MAKNA REFORMASI PERPAJAKAN DI HARI DAMAI ACEH DAN KEMERDEKAAN INDONESIA

29 Agustus 2023, Penulis : Bambang Irawan

Tanggal 15 Agustus dan 17 Agustus hanya berselang dua hari di kalender yang tergantung di dinding rumah kita, namun bagi masyarakat Aceh, dua tanggal itu bermakna luar biasa. Tanggal 15 Agustus merupakan hari damai Aceh, di mana di tanggal yang sama tahun 2005, pemerintah Indonesia bersama Gerakan Aceh Merdeka (GAM) menandatangani MoU (Memorandum of Understanding) perdamaian di Helsinki, Finlandia ditengahi pemerintah Finlandia. MoU ini menandai berakhirnya konflik berkepanjangan dan melelahkan antara pemerintah Indonesia dan GAM di Aceh selama hampir 30 tahun. 

Tanggal 17 Agustus Indonesia merayakan ulang tahun kemerdekaannya yang ke-78. Tanggal 17 Agustus 1945 adalah tanggal simbol kebebasan negeri ini dari cengkeraman penjajah yang selama ratusan tahun mencengkeram bumi pertiwi. 

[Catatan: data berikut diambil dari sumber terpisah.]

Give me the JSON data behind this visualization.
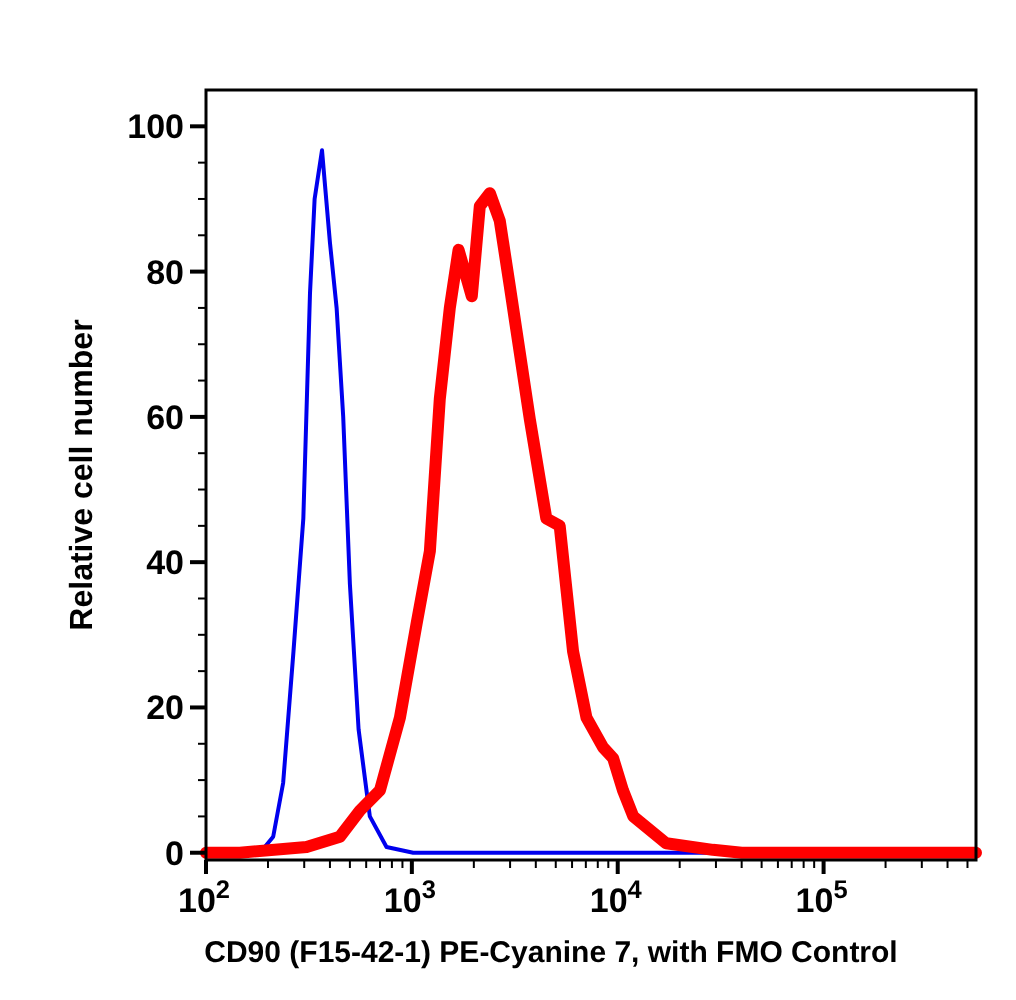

Waktu akhirnya berlalu dan di tahun 2023 ini, genap 18 tahun lamanya Aceh damai dan terintegrasi dengan Indonesia. Apa saja sebenarnya yang sudah berubah dari kehidupan masyarakat Aceh dari sejak ditandatanganinya MoU Helsinki hingga sekarang?

Sejak MoU selesai ditandatangani, pemerintah Indonesia dan Aceh bekerja sama untuk membangkitkan Aceh dari puing penderitaan akibat konflik selama hampir 30 tahun dan bencana tsunami maha dahsyat di tahun 2004 , untuk kembali menjadi Aceh yang aman dan sejahtera, laiknya Aceh di puncak kejayaan zaman Sultan Iskandar Muda. Aceh juga diberikan otonomi khusus untuk mengelola daerahnya sendiri.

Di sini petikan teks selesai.